Por eso es bueno que se sumen más hijos ¡claro! Dos más, por ahora. Dos hijos y madre en fantasmagórica presentación, otra madre y otros hijos, que tal los dos primeros, deben andar oliendo los cincuenta. Simultáneos, aunque a decir verdad, ni un poco se parecen. Altos, de ancha espalda aquellos, a molde de Duilio H; regordetes y petisones estos, más de escritorio, más de aula, más de madre. Suaves los rasgos, las miradas; no tan punzantes los pómulos. No hay sol curtiéndoles el cuello, no hay astillas desvirgándoles las manos, no hay brazos ni hombros de repartir reses, no quedan las retinas del soldador. No hay lazo, no lo hubo antes, no lo hay ahora. Hay gesto, historias para cerrar, páginas para olvidar, abandonos para saldar. Punto y final.
Y llegan, con cara de “…y bueno…”, pero valientes, decididos y se presentan nomás, como corresponde. Los ojos de la vieja como lupas, bastante más joven la madre dos, junta las manos y se las apoya en el pecho y mueve la cabeza de un lado a otro. No llora. Murmullos y precisas aunque breves explicaciones en la ronda de seis, que no es una mesa de tute cabrero, porque esta partida se jugó hace rato y al parecer se empató. Qué más da. El que reparte ya partió, no escucha, no ve, no siente, no pide perdón. Y qué valientes los hijos dos, pura personalidad, en eso sí que se parecen a Duilio H, que de haber nacido décadas antes, sin dudas hubiera sido cuchillero. Ahora resulta que era arrabalero.

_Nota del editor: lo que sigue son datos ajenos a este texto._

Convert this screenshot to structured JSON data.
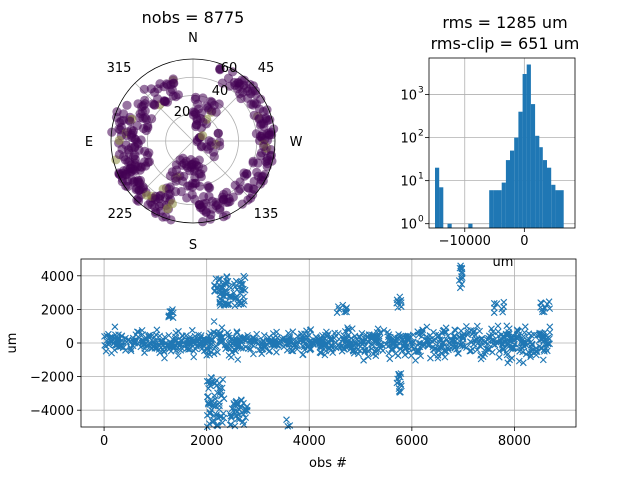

Se vuelve a sentar la vieja y mira la baldosa color mostaza, mira el cajón y ahí dentro yace indiferente la mitad de su vida, ¿que ahora resulta ser un tercio? No, mitad es mitad, qué tanto…  
Hechas las formalidades de rigor, encaran la puerta los hijos y la madre dos; pero le salen al cruce los hijos molde Duilio H y no es para menos; en unas horas hay que cargar el cajón y la aritmética no miente, sobran cuatro manijas.